At the point of harvest fruit quality is heterogeneous resulting in variable postharvest behavior.
Monitoring site-specific plant and fruit development in the production phase provides valuable data with respect to direct measures, marketing, and modeling the product development.

Tools for non-destructive quality analyses are presently introduced in practice for such an adapted process management in the areas of production as well as postharvest handling of perishable products.
At the leading edge of plant and product monitoring optical methods are well-suited for use along the entire supply chain.
Machine vision systems have been devised for sorting as well as monitoring during the processing chain.

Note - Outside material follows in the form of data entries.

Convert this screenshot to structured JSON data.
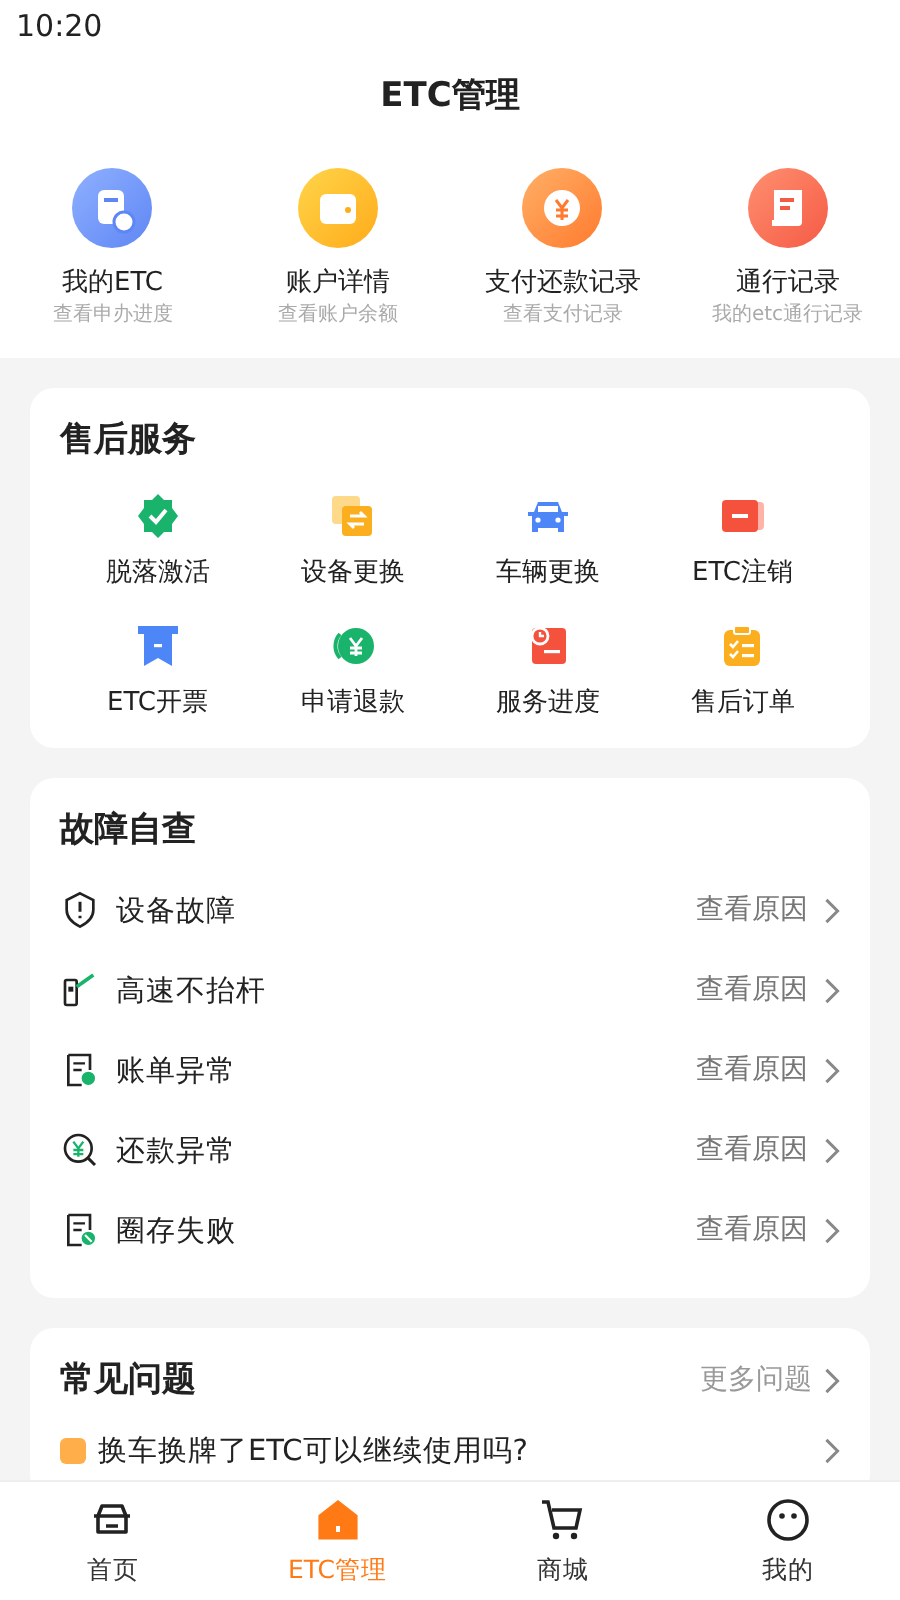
{
  "status_bar": {
    "time": "10:20"
  },
  "header": {
    "title": "ETC管理"
  },
  "quick_links": [
    {
      "label": "我的ETC",
      "subtitle": "查看申办进度"
    },
    {
      "label": "账户详情",
      "subtitle": "查看账户余额"
    },
    {
      "label": "支付还款记录",
      "subtitle": "查看支付记录"
    },
    {
      "label": "通行记录",
      "subtitle": "我的etc通行记录"
    }
  ],
  "after_sales": {
    "title": "售后服务",
    "items": [
      {
        "label": "脱落激活"
      },
      {
        "label": "设备更换"
      },
      {
        "label": "车辆更换"
      },
      {
        "label": "ETC注销"
      },
      {
        "label": "ETC开票"
      },
      {
        "label": "申请退款"
      },
      {
        "label": "服务进度"
      },
      {
        "label": "售后订单"
      }
    ]
  },
  "self_check": {
    "title": "故障自查",
    "rows": [
      {
        "label": "设备故障",
        "action": "查看原因"
      },
      {
        "label": "高速不抬杆",
        "action": "查看原因"
      },
      {
        "label": "账单异常",
        "action": "查看原因"
      },
      {
        "label": "还款异常",
        "action": "查看原因"
      },
      {
        "label": "圈存失败",
        "action": "查看原因"
      }
    ]
  },
  "faq": {
    "title": "常见问题",
    "more": "更多问题",
    "items": [
      {
        "question": "换车换牌了ETC可以继续使用吗?"
      }
    ]
  },
  "tab_bar": [
    {
      "label": "首页",
      "selected": false
    },
    {
      "label": "ETC管理",
      "selected": true
    },
    {
      "label": "商城",
      "selected": false
    },
    {
      "label": "我的",
      "selected": false
    }
  ]
}
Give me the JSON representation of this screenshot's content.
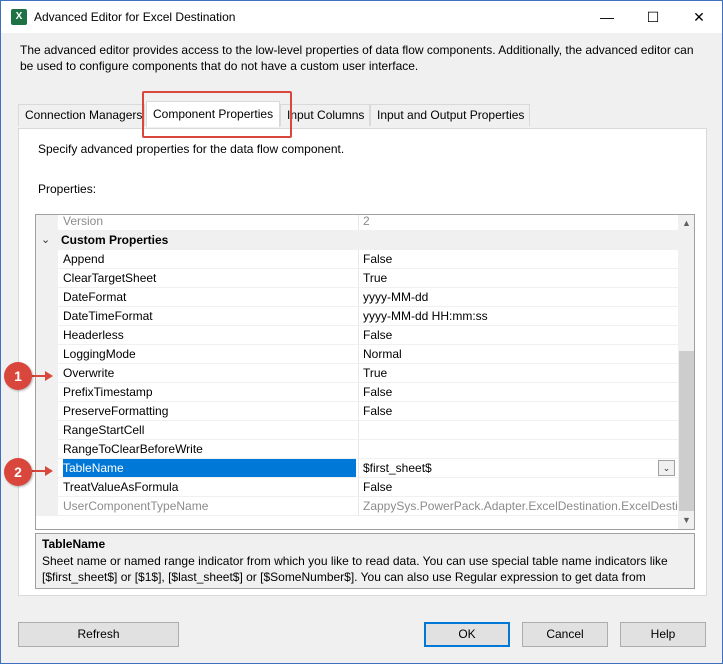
{
  "window": {
    "title": "Advanced Editor for Excel Destination",
    "app_icon": "excel-icon",
    "app_icon_glyph": "X",
    "controls": {
      "minimize": "—",
      "maximize": "☐",
      "close": "✕"
    }
  },
  "description": "The advanced editor provides access to the low-level properties of data flow components. Additionally, the advanced editor can be used to configure components that do not have a custom user interface.",
  "tabs": [
    {
      "label": "Connection Managers",
      "active": false
    },
    {
      "label": "Component Properties",
      "active": true
    },
    {
      "label": "Input Columns",
      "active": false
    },
    {
      "label": "Input and Output Properties",
      "active": false
    }
  ],
  "panel": {
    "spec_text": "Specify advanced properties for the data flow component.",
    "properties_label": "Properties:"
  },
  "grid": {
    "rows": [
      {
        "name": "Version",
        "value": "2",
        "readonly": true
      },
      {
        "name": "Custom Properties",
        "value": "",
        "category": true,
        "collapse_glyph": "⌄"
      },
      {
        "name": "Append",
        "value": "False"
      },
      {
        "name": "ClearTargetSheet",
        "value": "True"
      },
      {
        "name": "DateFormat",
        "value": "yyyy-MM-dd"
      },
      {
        "name": "DateTimeFormat",
        "value": "yyyy-MM-dd HH:mm:ss"
      },
      {
        "name": "Headerless",
        "value": "False"
      },
      {
        "name": "LoggingMode",
        "value": "Normal"
      },
      {
        "name": "Overwrite",
        "value": "True"
      },
      {
        "name": "PrefixTimestamp",
        "value": "False"
      },
      {
        "name": "PreserveFormatting",
        "value": "False"
      },
      {
        "name": "RangeStartCell",
        "value": ""
      },
      {
        "name": "RangeToClearBeforeWrite",
        "value": ""
      },
      {
        "name": "TableName",
        "value": "$first_sheet$",
        "selected": true,
        "dropdown_glyph": "⌄"
      },
      {
        "name": "TreatValueAsFormula",
        "value": "False"
      },
      {
        "name": "UserComponentTypeName",
        "value": "ZappySys.PowerPack.Adapter.ExcelDestination.ExcelDestinat",
        "readonly": true
      }
    ],
    "scroll_up_glyph": "▲",
    "scroll_down_glyph": "▼"
  },
  "description_box": {
    "title": "TableName",
    "text": "Sheet name or named range indicator from which you like to read data. You can use special table name indicators like [$first_sheet$] or [$1$], [$last_sheet$] or [$SomeNumber$]. You can also use Regular expression to get data from multiple ..."
  },
  "callouts": [
    {
      "label": "1",
      "target": "Overwrite"
    },
    {
      "label": "2",
      "target": "TableName"
    }
  ],
  "buttons": {
    "refresh": "Refresh",
    "ok": "OK",
    "cancel": "Cancel",
    "help": "Help"
  },
  "colors": {
    "selection": "#0078d7",
    "callout": "#d9463c",
    "window_border": "#3f6fbf"
  }
}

Research groups cooperating with industry have recently developed new sorting lines using spectrometry in the visible and near-infrared wavelength range.
These may be used for grading fruit and vegetables according to fruit soluble solids and pigment contents.
Also desktop modules and portable instruments for individual product testing have been developed in the last four years based on the same technology.
For instance, fruit and vegetable pigment contents can be assessed site-specifically on the plant and subsequently checked during the entire supply chain.
It is precisely this repeated analysis along the supply chain that is essential for developing methods to assess the impact of processes in production and postharvest on the product quality.

The presenter provided copious examples of the science that underlies automated and rapid quality evaluation of fruit and vegetables after harvest.
These included: vision systems, nuclear magnetic resonance (NMR), fluorescence spectroscopy using laser systems and x-rays (VIS / NIR spectroscopy), laser induced backscattering imaging.
Such technology is being applied by apple growers as a means to indicate and guarantee fruit sweetness.
Direct on tree measurement becomes an essential first step in the chain that culminates with the retail consumer.